After adjustment for age, sex, metabolic risk factors and the sibship effect, the heritability of FPG in this sample was 25%. The sibship effect was significant in models that included body composition measurements as covariates (model 2 and the full model model 5). In these models, the sibship effect explained an amount of variability in glucose levels that was similar to that explained by the additive genetic component. Modelling of the sibship effect in the absence of genetic marker data does not allow distinction between the contributions of shared early-life environment and dominance genetic effects. These environmental effects, which may contribute to the shared environment of siblings, are likely to be mediated by maternal influences (e.g. intrauterine environment and neonatal feeding) and lifestyle effects (e.g. diet and physical activity).

The intrauterine environment has been shown to affect adult glucose metabolism. In human studies of middle-aged subjects whose mothers were exposed to famine during pregnancy, significant glucose intolerance was noted [14]. In rat studies, adults with fetal protein malnutrition had decreased insulin release but normal peripheral uptake in muscle [15]. This supports the hypothesis that impaired development of beta cell function due to early-life food deprivation predisposes to impaired glucose tolerance in adulthood, particularly after later adaptation of sedentary and/or hyperphagic lifestyles [16].

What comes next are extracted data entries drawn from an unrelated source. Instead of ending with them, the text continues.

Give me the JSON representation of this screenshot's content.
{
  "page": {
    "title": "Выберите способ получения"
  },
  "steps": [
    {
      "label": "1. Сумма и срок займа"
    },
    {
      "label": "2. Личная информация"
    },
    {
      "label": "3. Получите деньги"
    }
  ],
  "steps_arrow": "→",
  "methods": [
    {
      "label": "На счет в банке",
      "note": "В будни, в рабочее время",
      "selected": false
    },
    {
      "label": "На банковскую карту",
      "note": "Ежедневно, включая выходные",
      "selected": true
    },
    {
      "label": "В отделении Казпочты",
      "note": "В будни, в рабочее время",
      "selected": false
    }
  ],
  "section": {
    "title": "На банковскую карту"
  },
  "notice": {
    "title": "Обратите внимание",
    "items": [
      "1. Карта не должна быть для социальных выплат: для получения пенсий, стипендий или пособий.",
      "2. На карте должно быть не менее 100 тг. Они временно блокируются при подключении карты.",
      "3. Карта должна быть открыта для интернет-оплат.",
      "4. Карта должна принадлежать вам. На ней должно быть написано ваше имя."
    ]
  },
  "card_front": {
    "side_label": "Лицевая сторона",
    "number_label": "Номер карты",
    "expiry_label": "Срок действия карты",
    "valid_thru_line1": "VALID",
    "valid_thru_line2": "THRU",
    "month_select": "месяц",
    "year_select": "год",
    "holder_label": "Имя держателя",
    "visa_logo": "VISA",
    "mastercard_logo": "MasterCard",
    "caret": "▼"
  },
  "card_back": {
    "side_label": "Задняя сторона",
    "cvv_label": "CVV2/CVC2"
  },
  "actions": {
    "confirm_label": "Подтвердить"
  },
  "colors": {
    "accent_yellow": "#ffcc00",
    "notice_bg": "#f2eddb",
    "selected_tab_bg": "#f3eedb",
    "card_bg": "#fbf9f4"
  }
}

Glucose levels increased significantly with age, as shown by the age coefficients in our analysis (Table 3). However, the progressive increase in glucose levels with age stopped at the age range 50–75; those aged ≥75 had lower glucose levels (Table 3). This may be due to a healthy survivor effect, such that those who survived beyond age 75 may constitute a special population that is characterised by a specific blend of genetic and environmental factors which contribute to longevity. Though sex affects variability in glucose levels, sex differences became non-significant after adjustment for body composition.

Unexpectedly, among the body composition parameters, LMI had the highest impact, both in terms of significance and the effect size on FPG. Several studies have demonstrated that visceral or abdominal obesity and high fat mass, more than BMI, are associated with insulin resistance [17]. The strong positive association between LMI and FPG deserves further investigation.

Genetically isolated populations are characterised by inbreeding and increased genetic drift and thus may deviate in their genetic composition from the general population. Moreover, in such populations there is an increased chance of loss or fixation of some genetic variants, thus potentially leading to lower genetic diversity and consequently lower heritability. However, in a recent study [18] we have shown that effects of drift are relatively small in our genetically isolated population and the chance of losing an allele is very small, unless it had a very low frequency in the original population. Thus, our population should not deviate much from the general population in its genetic composition and we do not expect that our heritability estimates would differ substantially from those in the general Dutch population.

Recent studies on fasting glucose among populations of European descent have found linkage to different chromosomes. In the Finnish population, where the heritability of fasting glucose was estimated to be 8.4% after correction for ascertainment, elevated fasting glucose was suggestively linked to chromosome 3 [19]. In another population of European Caucasian descent, the heritability of fasting glucose was 34%, but only suggestive linkage to chromosome 10q and weak linkage to 1q were found [20]. Given a heritability estimate of at least 25% for FPG, further linkage studies in the ERF population could well find genes that affect FPG levels and possibly play a role in outbred populations.

In conclusion, the heritability of FPG in this young, genetically isolated population is at least 25%. Sibship variance, which includes dominance genetic effects and common effects of the early-life environment, contributed a similar amount of variability in glucose levels after adjustment for body composition. A significant proportion of the variance in FPG level is controlled by genes that act independently of genes that influence body composition, blood pressure and lipids.